2
votes

I'm trying to make Gene EXPRESSION PROFILE plot in R. My input data is a data frame where column 1 has gene names and next column2:18 are multiple cancer types. Here is a small set of data.

enter image description here

what I want is to make a graph that has samples on x-axis and from y=axis expression line of each gene. something that looks like this. enter image description here

but instead of timepoints on x-axis it should have Cancer types (columns) so far I've tried ggplot() and geneprofiler() but i failed over and over.

any help will be greatly appreciated.

1
ggplot with geom_line() should work. What have you tried that failed? - Alexlok
hey, My data was in wide format so I was getting issues. Converting it to Long worked for me. - Umer Farooq

1 Answers

3
votes

Data Format

The current format of the data is referred to as wide format, but ggplot requires long format data. The tidyr package (part of the tidyverse) has functions for converting between wide and long formats. In this case, you want the function tidyr::pivot_longer. For example, if you have the data in a data.frame (or tibble) called df_gene_expr, the pivot would go something like

library(tidyverse)

df_gene_expr %>%
  pivot_longer(cols=2:18, names_to="cancer_type", values_to="gene_expr") %>%
  filter(ID == "ABCA8") %>%
  ggplot(aes(x=cancer_type, y=gene_expr)) +
  geom_point()

where here we single out the one gene "ABCA8". Change the geom_point() to whatever geometry you actually want (perhaps geom_bar(stat='identity').


Discrete Trendline

I'm not sure that geom_smooth is entirely appropriate - it is designed with continuous-continuous data in mind.
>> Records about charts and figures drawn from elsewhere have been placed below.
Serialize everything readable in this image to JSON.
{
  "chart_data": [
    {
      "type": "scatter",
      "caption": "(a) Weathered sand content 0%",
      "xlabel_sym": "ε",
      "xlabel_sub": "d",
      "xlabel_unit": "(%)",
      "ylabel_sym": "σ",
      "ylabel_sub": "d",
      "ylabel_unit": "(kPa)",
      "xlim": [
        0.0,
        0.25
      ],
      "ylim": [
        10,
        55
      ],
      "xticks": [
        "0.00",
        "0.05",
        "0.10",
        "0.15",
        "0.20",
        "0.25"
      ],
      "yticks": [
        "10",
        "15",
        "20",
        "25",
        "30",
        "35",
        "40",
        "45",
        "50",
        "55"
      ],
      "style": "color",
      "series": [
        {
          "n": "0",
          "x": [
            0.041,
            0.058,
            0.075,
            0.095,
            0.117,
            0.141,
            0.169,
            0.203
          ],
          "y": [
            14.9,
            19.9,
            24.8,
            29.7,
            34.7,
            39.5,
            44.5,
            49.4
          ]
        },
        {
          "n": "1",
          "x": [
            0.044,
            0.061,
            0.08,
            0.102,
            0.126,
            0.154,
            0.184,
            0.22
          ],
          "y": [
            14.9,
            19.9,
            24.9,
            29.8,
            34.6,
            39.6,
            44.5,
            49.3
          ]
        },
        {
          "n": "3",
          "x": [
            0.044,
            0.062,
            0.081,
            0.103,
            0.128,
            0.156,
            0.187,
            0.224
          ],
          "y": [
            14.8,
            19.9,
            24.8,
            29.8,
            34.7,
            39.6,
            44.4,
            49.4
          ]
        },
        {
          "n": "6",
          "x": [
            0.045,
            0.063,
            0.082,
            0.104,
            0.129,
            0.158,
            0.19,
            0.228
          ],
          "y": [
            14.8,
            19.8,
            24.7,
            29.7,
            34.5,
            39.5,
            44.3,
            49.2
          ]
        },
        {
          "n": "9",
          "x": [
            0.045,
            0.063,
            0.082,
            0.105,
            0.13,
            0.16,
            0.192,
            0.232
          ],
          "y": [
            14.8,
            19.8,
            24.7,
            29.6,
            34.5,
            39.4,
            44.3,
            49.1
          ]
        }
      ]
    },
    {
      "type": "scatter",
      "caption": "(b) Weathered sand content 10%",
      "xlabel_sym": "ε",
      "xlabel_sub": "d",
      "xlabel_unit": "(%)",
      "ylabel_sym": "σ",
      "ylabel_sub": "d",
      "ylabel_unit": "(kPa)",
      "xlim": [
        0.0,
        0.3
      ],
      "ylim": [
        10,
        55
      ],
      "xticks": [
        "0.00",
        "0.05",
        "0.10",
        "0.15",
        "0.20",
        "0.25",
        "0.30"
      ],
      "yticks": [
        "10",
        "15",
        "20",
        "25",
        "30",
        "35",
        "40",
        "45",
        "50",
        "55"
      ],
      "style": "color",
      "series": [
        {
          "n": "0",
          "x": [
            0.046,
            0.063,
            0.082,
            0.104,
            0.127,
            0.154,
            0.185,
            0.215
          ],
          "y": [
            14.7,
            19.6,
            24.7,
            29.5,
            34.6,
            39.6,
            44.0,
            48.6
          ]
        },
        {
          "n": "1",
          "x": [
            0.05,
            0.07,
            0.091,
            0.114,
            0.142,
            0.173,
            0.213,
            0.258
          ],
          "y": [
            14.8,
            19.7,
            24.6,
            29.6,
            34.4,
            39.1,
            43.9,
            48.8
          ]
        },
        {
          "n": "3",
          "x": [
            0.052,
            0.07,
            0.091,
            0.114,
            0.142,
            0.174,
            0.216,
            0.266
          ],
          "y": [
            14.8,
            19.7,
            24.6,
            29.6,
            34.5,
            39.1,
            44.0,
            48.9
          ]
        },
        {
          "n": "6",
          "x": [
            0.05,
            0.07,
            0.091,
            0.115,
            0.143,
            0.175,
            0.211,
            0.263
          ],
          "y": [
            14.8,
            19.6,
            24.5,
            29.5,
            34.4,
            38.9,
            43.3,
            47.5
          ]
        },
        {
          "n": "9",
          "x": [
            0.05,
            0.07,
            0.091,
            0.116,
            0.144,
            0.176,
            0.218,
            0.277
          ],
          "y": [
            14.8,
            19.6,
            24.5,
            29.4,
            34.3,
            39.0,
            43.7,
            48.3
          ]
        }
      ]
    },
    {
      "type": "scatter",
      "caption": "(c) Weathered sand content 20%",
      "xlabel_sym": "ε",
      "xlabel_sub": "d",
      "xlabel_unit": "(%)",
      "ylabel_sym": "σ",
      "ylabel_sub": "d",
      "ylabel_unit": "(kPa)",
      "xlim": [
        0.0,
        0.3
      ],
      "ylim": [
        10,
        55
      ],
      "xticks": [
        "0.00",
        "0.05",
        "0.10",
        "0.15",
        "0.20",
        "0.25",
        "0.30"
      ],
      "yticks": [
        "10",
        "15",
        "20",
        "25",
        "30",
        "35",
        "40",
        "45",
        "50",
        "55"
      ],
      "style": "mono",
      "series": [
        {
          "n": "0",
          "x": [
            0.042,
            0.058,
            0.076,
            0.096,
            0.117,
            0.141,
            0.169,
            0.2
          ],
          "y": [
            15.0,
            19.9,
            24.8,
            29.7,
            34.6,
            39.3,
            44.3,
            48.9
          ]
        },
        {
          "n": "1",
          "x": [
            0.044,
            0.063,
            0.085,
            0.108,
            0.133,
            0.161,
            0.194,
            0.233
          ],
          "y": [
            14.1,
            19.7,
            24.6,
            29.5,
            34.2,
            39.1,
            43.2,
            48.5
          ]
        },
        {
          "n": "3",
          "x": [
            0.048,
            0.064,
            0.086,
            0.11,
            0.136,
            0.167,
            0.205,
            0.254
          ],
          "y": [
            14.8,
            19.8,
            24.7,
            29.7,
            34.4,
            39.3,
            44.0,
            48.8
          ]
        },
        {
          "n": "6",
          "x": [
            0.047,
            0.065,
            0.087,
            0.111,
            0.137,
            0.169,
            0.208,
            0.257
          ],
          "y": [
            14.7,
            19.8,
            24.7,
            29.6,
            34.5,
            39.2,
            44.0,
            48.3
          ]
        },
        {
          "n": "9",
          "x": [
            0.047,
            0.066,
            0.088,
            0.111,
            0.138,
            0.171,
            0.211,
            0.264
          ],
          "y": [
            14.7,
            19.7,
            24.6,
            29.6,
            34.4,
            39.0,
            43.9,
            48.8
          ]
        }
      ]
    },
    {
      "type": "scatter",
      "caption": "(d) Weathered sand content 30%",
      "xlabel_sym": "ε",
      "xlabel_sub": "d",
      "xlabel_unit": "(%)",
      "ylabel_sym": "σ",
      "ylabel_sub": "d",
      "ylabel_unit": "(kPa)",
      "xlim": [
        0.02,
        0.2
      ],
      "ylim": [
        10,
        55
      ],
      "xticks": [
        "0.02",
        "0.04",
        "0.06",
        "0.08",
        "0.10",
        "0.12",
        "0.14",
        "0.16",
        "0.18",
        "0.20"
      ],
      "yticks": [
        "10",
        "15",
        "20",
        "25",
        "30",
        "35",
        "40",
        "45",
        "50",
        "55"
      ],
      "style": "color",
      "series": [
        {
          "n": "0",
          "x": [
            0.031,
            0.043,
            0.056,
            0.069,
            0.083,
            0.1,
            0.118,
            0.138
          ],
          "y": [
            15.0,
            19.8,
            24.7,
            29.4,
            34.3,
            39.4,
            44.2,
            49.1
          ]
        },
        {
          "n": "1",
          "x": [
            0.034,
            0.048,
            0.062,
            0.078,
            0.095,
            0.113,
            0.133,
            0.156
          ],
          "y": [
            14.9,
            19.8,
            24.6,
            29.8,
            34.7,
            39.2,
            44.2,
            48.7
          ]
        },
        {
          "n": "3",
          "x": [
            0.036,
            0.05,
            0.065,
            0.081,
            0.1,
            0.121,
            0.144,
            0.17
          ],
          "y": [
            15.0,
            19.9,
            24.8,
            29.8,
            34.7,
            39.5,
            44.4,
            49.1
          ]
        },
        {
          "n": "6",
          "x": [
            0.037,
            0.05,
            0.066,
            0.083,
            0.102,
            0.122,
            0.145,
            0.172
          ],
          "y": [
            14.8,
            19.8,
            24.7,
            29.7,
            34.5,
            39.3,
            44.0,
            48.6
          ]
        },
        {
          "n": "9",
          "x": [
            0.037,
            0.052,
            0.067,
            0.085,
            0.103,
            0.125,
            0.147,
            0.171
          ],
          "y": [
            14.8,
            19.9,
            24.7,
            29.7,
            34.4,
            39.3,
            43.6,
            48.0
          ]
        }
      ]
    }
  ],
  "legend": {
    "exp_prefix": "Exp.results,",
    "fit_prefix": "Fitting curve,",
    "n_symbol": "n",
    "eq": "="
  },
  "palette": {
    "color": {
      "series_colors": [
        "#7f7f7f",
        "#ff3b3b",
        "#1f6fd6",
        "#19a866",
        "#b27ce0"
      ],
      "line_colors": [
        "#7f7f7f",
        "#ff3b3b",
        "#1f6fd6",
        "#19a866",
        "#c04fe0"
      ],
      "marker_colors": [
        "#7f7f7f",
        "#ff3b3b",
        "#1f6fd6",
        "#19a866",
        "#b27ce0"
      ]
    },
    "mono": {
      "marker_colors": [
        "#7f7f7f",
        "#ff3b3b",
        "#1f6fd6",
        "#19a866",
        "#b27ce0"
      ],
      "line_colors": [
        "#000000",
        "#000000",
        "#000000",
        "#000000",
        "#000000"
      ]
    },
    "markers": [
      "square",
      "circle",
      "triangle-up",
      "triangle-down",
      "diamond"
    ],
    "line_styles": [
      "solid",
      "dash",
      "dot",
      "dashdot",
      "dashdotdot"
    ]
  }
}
Instead, I'd recommend stat_summary.

There's a slight trick to this because the discrete cancer_type on the x-axis. Namely, the cancer_type variable should be a factor, but we will use the underlying codes for the x-values in stat_summary. Otherwise, it would complain that using a geom='line' doesn't make sense.

Something along the lines:

ggplot(df_long, aes(x=cancer_type, y=gene_expr)) +
  geom_hline(yintercept=0, linetype=4, color="red") +
  geom_line(aes(group=ID), size=0.5, alpha=0.3, color="black") +
  stat_summary(aes(x=as.numeric(cancer_type)), fun=mean, geom='line',
               size=2, color='orange')

Output from Fake Data enter image description here

Technically, this same trick (aes(x=as.numeric(cancer_type))) could be equally-well applied to geom_smooth, but I think it still makes more sense to use the stat_summary which let's one explicitly pick the stat to be computed. For example, perhaps, median instead of mean might be more appropriate in this context for the summary function.